It's a dull party when Malcolm X invites Jim Brown, Sam Cooke and Cassius Clay to his hotel room for talk and vanilla ice cream after Clay wins the heavyweight boxing championship on Feb. 25, 1964, in Miami.
But the dramatic intensity builds to a knockout punch in director Regina King and writer Kemp Powers' "One Night in Miami," showing on Amazon Prime.
The four really did get together after Clay beat Sonny Liston in Miami to take the heavyweight crown at age 22.
But there's little historical record of what they said to each other. Powers, who wrote the screenplay based on his play, imagines an impassioned debate over black civil rights.
A raging dispute between the popular soul singer Cooke and the Black Muslim leader Malcolm brings the film's dramatic climax.
Malcolm accuses Cooke of pandering to white popular tastes and not stirring protest with his music. Cooke defends himself, pointing out that his song-publishing and recording company increases opportunities for black artists.
Brown and Clay - soon to announce his membership in the Nation of Islam and his name change to Muhammad Ali - also express the ambiguities of black fame.
Kingsley Ben-Adir as Malcolm, Eli Goree as Clay/Ali, Aldis Hodge as Brown and Leslie Odom Jr. as Cooke raise the film above an almost fatal profusion of flaws.
After a sputtering, aimless start, the gathering at Malcolm's room brings focus and momentum for a rousing finish. What risks terminal dullness succeeds like a well-made play.
Goree's portrayal of Clay/Ali is uncannily accurate, down to the register of the fighter's famous voice. At times, Goree's too flamboyant, edging toward caricature. He captures Ali's ebullient spirit, with a dose of implausible self-reflection. His increasing qualms about Muslim life make his immediate conversion unconvincing, countering Clay's historical enthusiasm.
As the tormented, introspective Malcolm, Ben-Adir delivers the film's defining role. Alienated from Nation of Islam founder Elijah Muhammad, he's planning to leave and form his own organization. Ben-Adir portrays Malcolm as a black American Hamlet, torn between intellectual rationality and emotional turmoil.

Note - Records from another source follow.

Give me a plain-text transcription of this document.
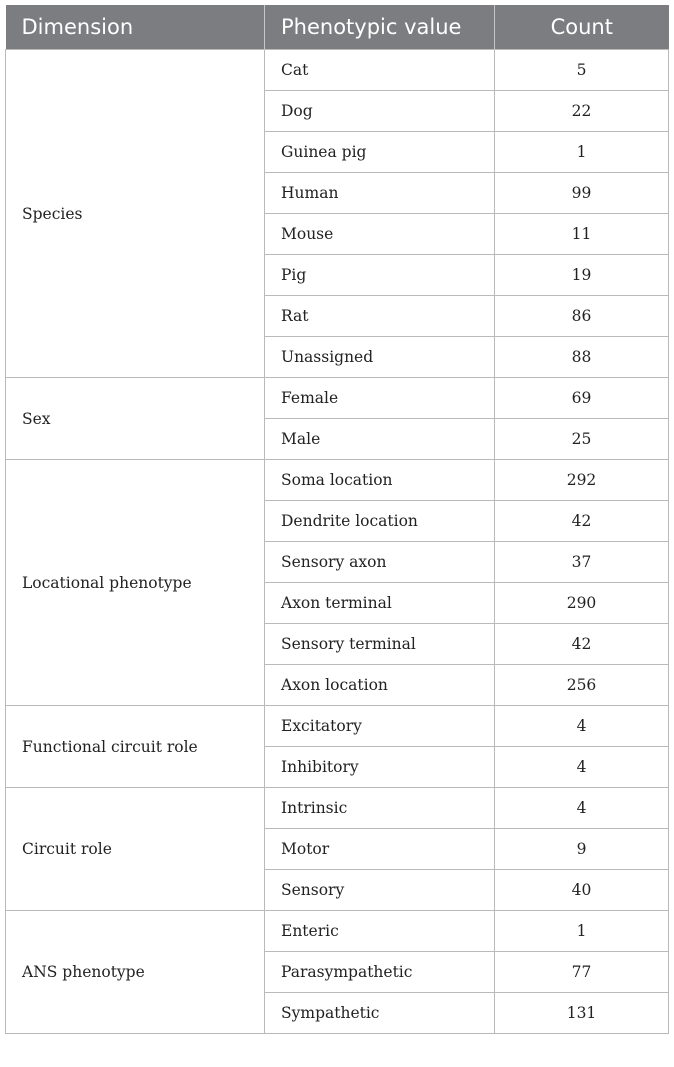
Dimension	Phenotypic value	Count
Species	Cat	5
	Dog	22
	Guinea pig	1
	Human	99
	Mouse	11
	Pig	19
	Rat	86
	Unassigned	88
Sex	Female	69
	Male	25
Locational phenotype	Soma location	292
	Dendrite location	42
	Sensory axon	37
	Axon terminal	290
	Sensory terminal	42
	Axon location	256
Functional circuit role	Excitatory	4
	Inhibitory	4
Circuit role	Intrinsic	4
	Motor	9
	Sensory	40
ANS phenotype	Enteric	1
	Parasympathetic	77
	Sympathetic	131
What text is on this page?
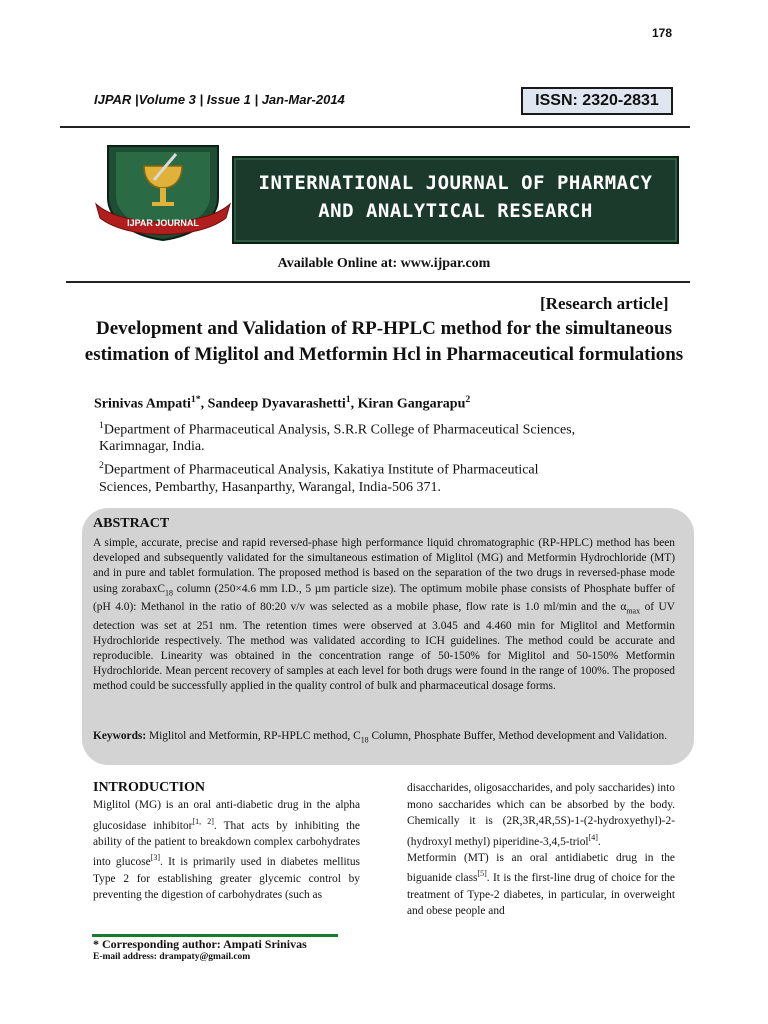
178
IJPAR |Volume 3 | Issue 1 | Jan-Mar-2014	ISSN: 2320-2831
IJPAR JOURNAL
INTERNATIONAL JOURNAL OF PHARMACY
AND ANALYTICAL RESEARCH
Available Online at: www.ijpar.com
[Research article]
Development and Validation of RP-HPLC method for the simultaneous estimation of Miglitol and Metformin Hcl in Pharmaceutical formulations
Srinivas Ampati$^{1*}$, Sandeep Dyavarashetti$^1$, Kiran Gangarapu$^2$
$^1$Department of Pharmaceutical Analysis, S.R.R College of Pharmaceutical Sciences,
Karimnagar, India.
$^2$Department of Pharmaceutical Analysis, Kakatiya Institute of Pharmaceutical
Sciences, Pembarthy, Hasanparthy, Warangal, India-506 371.
ABSTRACT
A simple, accurate, precise and rapid reversed-phase high performance liquid chromatographic (RP-HPLC) method has been developed and subsequently validated for the simultaneous estimation of Miglitol (MG) and Metformin Hydrochloride (MT) and in pure and tablet formulation. The proposed method is based on the separation of the two drugs in reversed-phase mode using zorabaxC$_{18}$ column (250×4.6 mm I.D., 5 µm particle size). The optimum mobile phase consists of Phosphate buffer of (pH 4.0): Methanol in the ratio of 80:20 v/v was selected as a mobile phase, flow rate is 1.0 ml/min and the $\alpha_{max}$ of UV detection was set at 251 nm. The retention times were observed at 3.045 and 4.460 min for Miglitol and Metformin Hydrochloride respectively. The method was validated according to ICH guidelines. The method could be accurate and reproducible. Linearity was obtained in the concentration range of 50-150% for Miglitol and 50-150% Metformin Hydrochloride. Mean percent recovery of samples at each level for both drugs were found in the range of 100%. The proposed method could be successfully applied in the quality control of bulk and pharmaceutical dosage forms.
Keywords: Miglitol and Metformin, RP-HPLC method, $C_{18}$ Column, Phosphate Buffer, Method development and Validation.
INTRODUCTION
Miglitol (MG) is an oral anti-diabetic drug in the alpha glucosidase inhibitor[1, 2]. That acts by inhibiting the ability of the patient to breakdown complex carbohydrates into glucose[3]. It is primarily used in diabetes mellitus Type 2 for establishing greater glycemic control by preventing the digestion of carbohydrates (such as
disaccharides, oligosaccharides, and poly saccharides) into mono saccharides which can be absorbed by the body. Chemically it is (2R,3R,4R,5S)-1-(2-hydroxyethyl)-2-(hydroxyl methyl) piperidine-3,4,5-triol[4].
Metformin (MT) is an oral antidiabetic drug in the biguanide class[5]. It is the first-line drug of choice for the treatment of Type-2 diabetes, in particular, in overweight and obese people and
* Corresponding author: Ampati Srinivas
E-mail address: drampaty@gmail.com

The film implies that Muhammad conspired with the FBI in Malcolm's assassination almost exactly a year later. Increasingly paranoid, Malcolm keeps glancing at shadowy figures whom he believes are following him.
In one of the film's dramatic highlights, he's shown fleeing with his family when their home is firebombed.

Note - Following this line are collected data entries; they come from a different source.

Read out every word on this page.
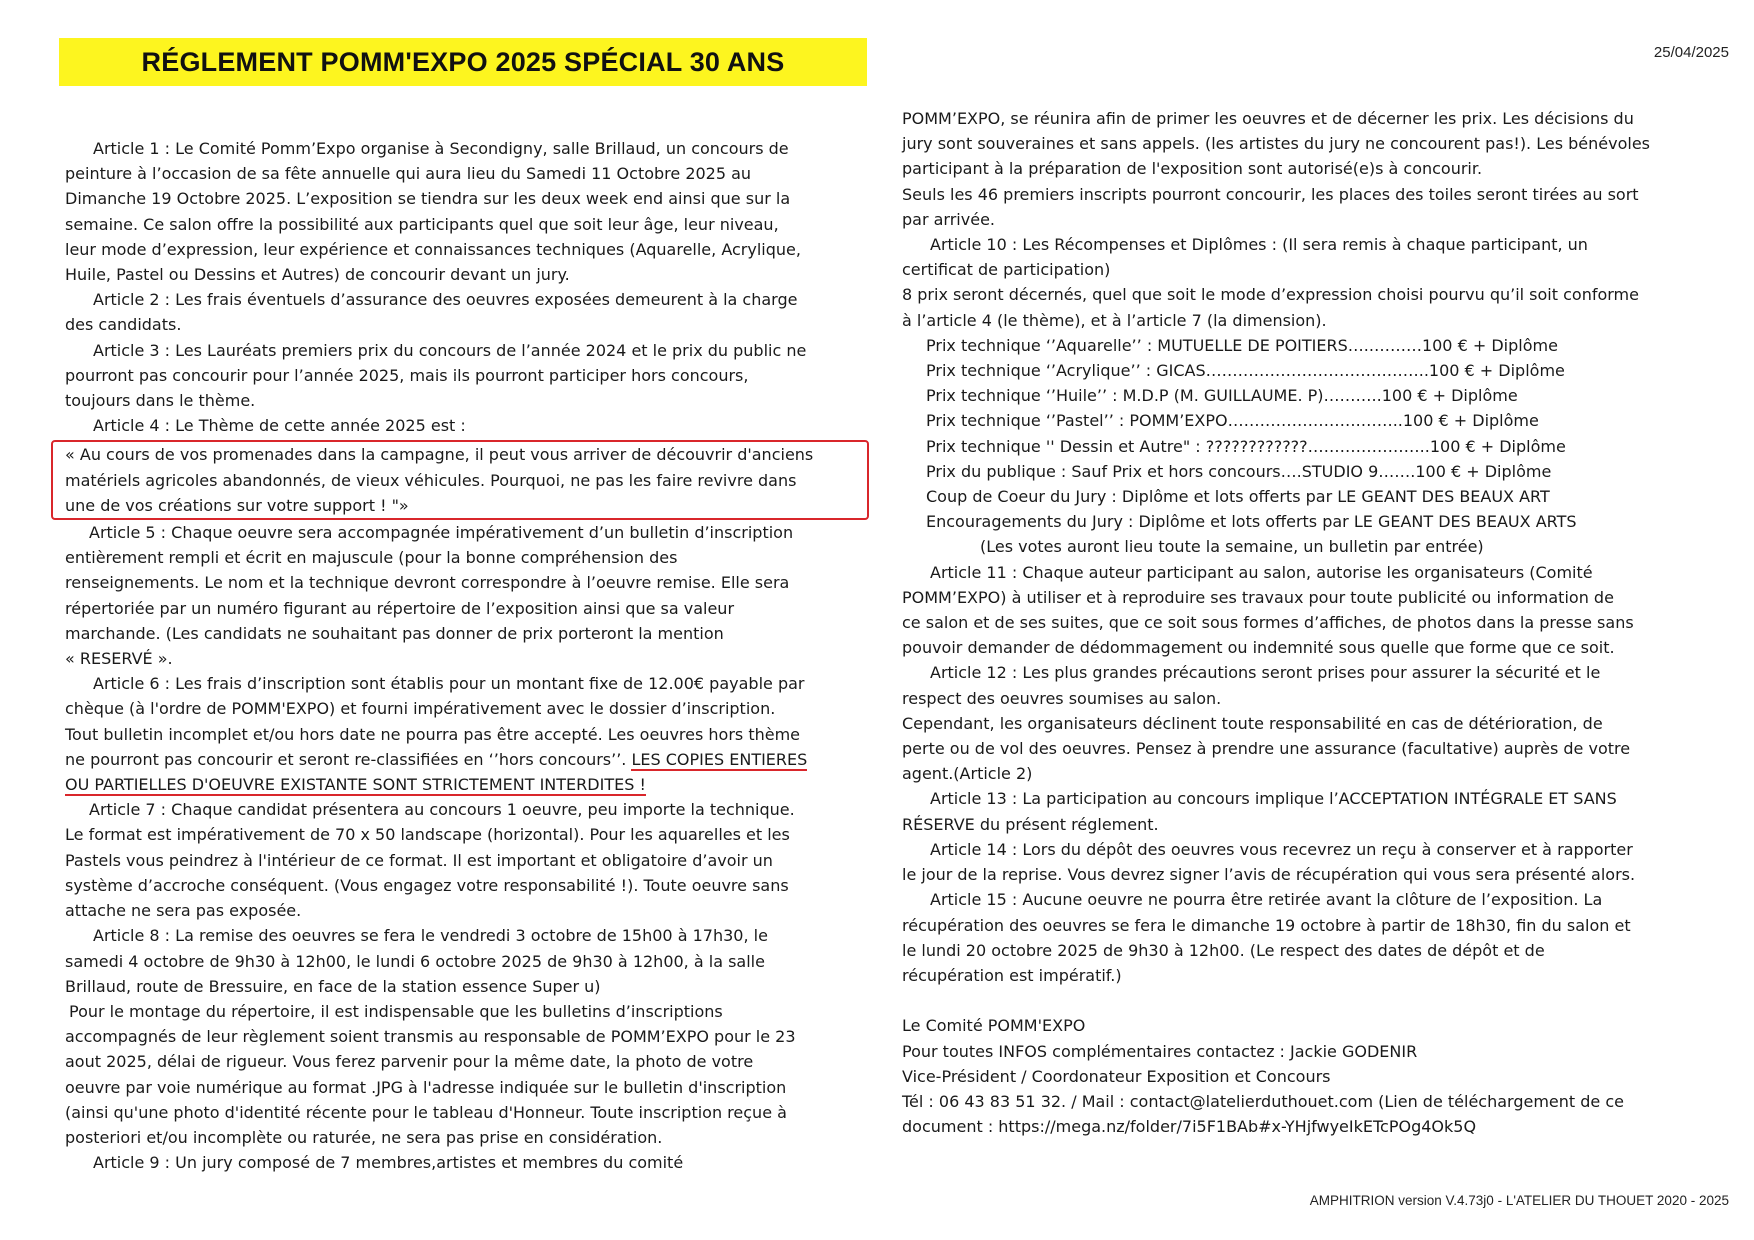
RÉGLEMENT POMM'EXPO 2025 SPÉCIAL 30 ANS	25/04/2025

Article 1 : Le Comité Pomm’Expo organise à Secondigny, salle Brillaud, un concours de

peinture à l’occasion de sa fête annuelle qui aura lieu du Samedi 11 Octobre 2025 au

Dimanche 19 Octobre 2025. L’exposition se tiendra sur les deux week end ainsi que sur la

semaine. Ce salon offre la possibilité aux participants quel que soit leur âge, leur niveau,

leur mode d’expression, leur expérience et connaissances techniques (Aquarelle, Acrylique,

Huile, Pastel ou Dessins et Autres) de concourir devant un jury.

Article 2 : Les frais éventuels d’assurance des oeuvres exposées demeurent à la charge

des candidats.

Article 3 : Les Lauréats premiers prix du concours de l’année 2024 et le prix du public ne

pourront pas concourir pour l’année 2025, mais ils pourront participer hors concours,

toujours dans le thème.

Article 4 : Le Thème de cette année 2025 est :

« Au cours de vos promenades dans la campagne, il peut vous arriver de découvrir d'anciens

matériels agricoles abandonnés, de vieux véhicules. Pourquoi, ne pas les faire revivre dans

une de vos créations sur votre support ! "»

Article 5 : Chaque oeuvre sera accompagnée impérativement d’un bulletin d’inscription

entièrement rempli et écrit en majuscule (pour la bonne compréhension des

renseignements. Le nom et la technique devront correspondre à l’oeuvre remise. Elle sera

répertoriée par un numéro figurant au répertoire de l’exposition ainsi que sa valeur

marchande. (Les candidats ne souhaitant pas donner de prix porteront la mention

« RESERVÉ ».

Article 6 : Les frais d’inscription sont établis pour un montant fixe de 12.00€ payable par

chèque (à l'ordre de POMM'EXPO) et fourni impérativement avec le dossier d’inscription.

Tout bulletin incomplet et/ou hors date ne pourra pas être accepté. Les oeuvres hors thème

ne pourront pas concourir et seront re-classifiées en ‘’hors concours’’. LES COPIES ENTIERES

OU PARTIELLES D'OEUVRE EXISTANTE SONT STRICTEMENT INTERDITES !

Article 7 : Chaque candidat présentera au concours 1 oeuvre, peu importe la technique.

Le format est impérativement de 70 x 50 landscape (horizontal). Pour les aquarelles et les

Pastels vous peindrez à l'intérieur de ce format. Il est important et obligatoire d’avoir un

système d’accroche conséquent. (Vous engagez votre responsabilité !). Toute oeuvre sans

attache ne sera pas exposée.

Article 8 : La remise des oeuvres se fera le vendredi 3 octobre de 15h00 à 17h30, le

samedi 4 octobre de 9h30 à 12h00, le lundi 6 octobre 2025 de 9h30 à 12h00, à la salle

Brillaud, route de Bressuire, en face de la station essence Super u)

Pour le montage du répertoire, il est indispensable que les bulletins d’inscriptions

accompagnés de leur règlement soient transmis au responsable de POMM’EXPO pour le 23

aout 2025, délai de rigueur. Vous ferez parvenir pour la même date, la photo de votre

oeuvre par voie numérique au format .JPG à l'adresse indiquée sur le bulletin d'inscription

(ainsi qu'une photo d'identité récente pour le tableau d'Honneur. Toute inscription reçue à

posteriori et/ou incomplète ou raturée, ne sera pas prise en considération.

Article 9 : Un jury composé de 7 membres,artistes et membres du comité

POMM’EXPO, se réunira afin de primer les oeuvres et de décerner les prix. Les décisions du

jury sont souveraines et sans appels. (les artistes du jury ne concourent pas!). Les bénévoles

participant à la préparation de l'exposition sont autorisé(e)s à concourir.

Seuls les 46 premiers inscripts pourront concourir, les places des toiles seront tirées au sort

par arrivée.

Article 10 : Les Récompenses et Diplômes : (Il sera remis à chaque participant, un

certificat de participation)

8 prix seront décernés, quel que soit le mode d’expression choisi pourvu qu’il soit conforme

à l’article 4 (le thème), et à l’article 7 (la dimension).

Prix technique ‘’Aquarelle’’ : MUTUELLE DE POITIERS…..………100 € + Diplôme

Prix technique ‘’Acrylique’’ : GICAS…………………………….……..100 € + Diplôme

Prix technique ‘’Huile’’ : M.D.P (M. GUILLAUME. P)………..100 € + Diplôme

Prix technique ‘’Pastel’’ : POMM’EXPO…………………….……..100 € + Diplôme

Prix technique '' Dessin et Autre" : ????????????…………………..100 € + Diplôme

Prix du publique : Sauf Prix et hors concours….STUDIO 9…….100 € + Diplôme

Coup de Coeur du Jury : Diplôme et lots offerts par LE GEANT DES BEAUX ART

Encouragements du Jury : Diplôme et lots offerts par LE GEANT DES BEAUX ARTS

(Les votes auront lieu toute la semaine, un bulletin par entrée)

Article 11 : Chaque auteur participant au salon, autorise les organisateurs (Comité

POMM’EXPO) à utiliser et à reproduire ses travaux pour toute publicité ou information de

ce salon et de ses suites, que ce soit sous formes d’affiches, de photos dans la presse sans

pouvoir demander de dédommagement ou indemnité sous quelle que forme que ce soit.

Article 12 : Les plus grandes précautions seront prises pour assurer la sécurité et le

respect des oeuvres soumises au salon.

Cependant, les organisateurs déclinent toute responsabilité en cas de détérioration, de

perte ou de vol des oeuvres. Pensez à prendre une assurance (facultative) auprès de votre

agent.(Article 2)

Article 13 : La participation au concours implique l’ACCEPTATION INTÉGRALE ET SANS

RÉSERVE du présent réglement.

Article 14 : Lors du dépôt des oeuvres vous recevrez un reçu à conserver et à rapporter

le jour de la reprise. Vous devrez signer l’avis de récupération qui vous sera présenté alors.

Article 15 : Aucune oeuvre ne pourra être retirée avant la clôture de l’exposition. La

récupération des oeuvres se fera le dimanche 19 octobre à partir de 18h30, fin du salon et

le lundi 20 octobre 2025 de 9h30 à 12h00. (Le respect des dates de dépôt et de

récupération est impératif.)

Le Comité POMM'EXPO

Pour toutes INFOS complémentaires contactez : Jackie GODENIR

Vice-Président / Coordonateur Exposition et Concours

Tél : 06 43 83 51 32. / Mail : contact@latelierduthouet.com (Lien de téléchargement de ce

document : https://mega.nz/folder/7i5F1BAb#x-YHjfwyeIkETcPOg4Ok5Q

AMPHITRION version V.4.73j0 - L'ATELIER DU THOUET 2020 - 2025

The film in one of its most glaring inaccuracies implies that Ali followed Malcolm, when the boxer turned against his mentor and remained loyal to the Nation of Islam founder.
Known for his stunning portrayal of Aaron Burr in "Hamilton," Odom gives the most in-depth performance. His Cooke ranges from hip show-biz self-indulgence - he, in contrast to Malcolm stays at the ritzy Fontainebleau - to reflective self-doubt.
Suggesting that Cooke went on to greater success, the movie neglects to mention his death less than a year later in a sordid murder at a seedy Los Angeles motel.
Hodge as Brown gives the most conventional performance, showing signs of the violence that has marred Brown's career. He expresses Brown's primitive attitudes toward women that match his history of sexual abuse.
All of the talk of black dignity clashes with the group's dehumanization of Liston. Clay taunts Liston as an ugly bear, and Malcolm and the others also view the fighter as a brutal beast.
While several references are made to contemporary events - Clay's meeting with the Beatles in Miami a short time before the fight, the killing of four young girls in the Birmingham Church bombing - no mention is made of Martin Luther King and his civil rights movement, despite its prominence.
Outside of the controlled space of the hotel room, King's direction is uneven. The play is enlivened by secondary performances by Beau Bridges as a family friend of Brown who shockingly displays his racism, Michael Imperioli as a bizarrely ebullient Angelo Dundee, Ali's manager, and Lance Reddick as a menacing Black Muslim bodyguard.
The movie takes even more historical liberties than Aaron Sorkin's Netflix production "The Trial of the Chicago 7." The two films, both streaming after limited theatrical runs, give alternating visions of 1960s protest movements.
"One Night in Miami" is similarly flawed, but more coherent dramatically. At the end of the film, Odom's stirring performance of Cooke's anthem "A Change Is Gonna Come" renews the promise of the '60s.